E per quanto riguarda i giovani?
“Da questo punto di vista c’è un grandissimo entusiasmo, perché vogliamo rilanciare il paese attraverso un percorso turistico. Ne abbiamo tutte le caratteristiche. A disposizione ci sono palazzo Farnese e la riserva naturale, due strutture che crediamo possano essere fonte di attrazione per i turisti che faranno girare l’economia del territorio, creando occupazione”.
Secondo lei cosa sta sbagliando il governo Monti?
“Sbaglia a non incidere in quelli che sono i veri costi della politica. Non ha fatto quelle riforme strutturali di cui parlava e che tutti si aspettavano. E’ rimasto ostaggio e vittima dei partiti e dei politici. Monti si è limitato a fare quello che un qualsiasi governo avrebbe tranquillamente fatto con tagli lineari e non dove, secondo me, c’era margine di poter intervenire in maniera decisiva e permanente”.
Cosa intende?
“Per esempio mettendo un tetto massimo sia alle pensioni che alle prestazioni dei manager. Siamo in una fase delicata e a cosa serve continuare a erogare queste pensioni di migliaia di euro al mese, anche se maturate in passato. Purtroppo oggi non c’è più la possibilità di garantire tutto a tutti e le persone che prendono 30 o 40mila euro al mese possono vivere tranquillamente con qualche migliaia di euro in meno”.
C’è una richiesta che farebbe all’attuale esecutivo?
“Mettere in pratica queste iniziative che i politici non fanno perché ostaggio di loro stessi”.
E per i piccoli comuni cosa dovrebbe fare?
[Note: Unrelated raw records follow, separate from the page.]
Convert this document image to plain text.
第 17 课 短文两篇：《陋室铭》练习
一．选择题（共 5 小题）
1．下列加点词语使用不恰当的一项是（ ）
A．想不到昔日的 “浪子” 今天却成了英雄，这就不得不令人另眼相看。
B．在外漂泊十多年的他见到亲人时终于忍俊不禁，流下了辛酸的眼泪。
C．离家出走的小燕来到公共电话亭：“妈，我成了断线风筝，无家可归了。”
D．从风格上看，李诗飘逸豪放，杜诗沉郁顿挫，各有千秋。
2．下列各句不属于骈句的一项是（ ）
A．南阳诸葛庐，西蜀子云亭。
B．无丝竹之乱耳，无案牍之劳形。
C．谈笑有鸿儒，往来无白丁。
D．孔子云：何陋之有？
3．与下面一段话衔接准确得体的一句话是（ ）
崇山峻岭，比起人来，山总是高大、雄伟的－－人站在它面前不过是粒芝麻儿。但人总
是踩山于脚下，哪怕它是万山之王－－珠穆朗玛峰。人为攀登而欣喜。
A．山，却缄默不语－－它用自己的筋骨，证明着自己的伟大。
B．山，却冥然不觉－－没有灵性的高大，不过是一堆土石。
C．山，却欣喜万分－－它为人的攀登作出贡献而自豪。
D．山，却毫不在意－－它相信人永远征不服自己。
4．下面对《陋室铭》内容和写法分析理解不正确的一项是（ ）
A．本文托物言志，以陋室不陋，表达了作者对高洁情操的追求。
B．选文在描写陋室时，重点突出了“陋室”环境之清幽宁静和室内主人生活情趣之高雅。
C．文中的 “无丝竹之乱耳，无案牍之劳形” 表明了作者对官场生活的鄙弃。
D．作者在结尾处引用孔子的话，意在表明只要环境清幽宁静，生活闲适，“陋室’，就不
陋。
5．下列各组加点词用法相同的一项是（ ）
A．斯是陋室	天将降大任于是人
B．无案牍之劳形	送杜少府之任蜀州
“A me piacerebbe che non si chiudessero le province, ma le regioni perché a livello decentrato sono le prime a essere più in contatto con il territorio. I soldi che gestiscono le regioni dovrebbero essere dati alle province. Sarebbe opportuno ritornare un po’ come era in passato con il governo che si occupava di salute, istruzione e ordine pubblico, mentre il resto, tramite la provincia di Viterbo e la prefettura, veniva decentrato sul territorio più vicino alle singole realtà.
La chiusura delle province, per me, non comporterà nessuna riduzione di spesa, perché di fatto le strutture restano in piedi e vengono solo tolte le deleghe. Ci sarà solo un cattivo servizio per il territorio”.
Lei cosa farà?
“E’ un anno che mi trovo alla guida di questo paese e sono entusiasta per quello che sta facendo la mia giunta. Non posso far altro che ricambiare l’affetto che mi viene dato dalla popolazione, impegnandomi ogni giorno di più per il paese”.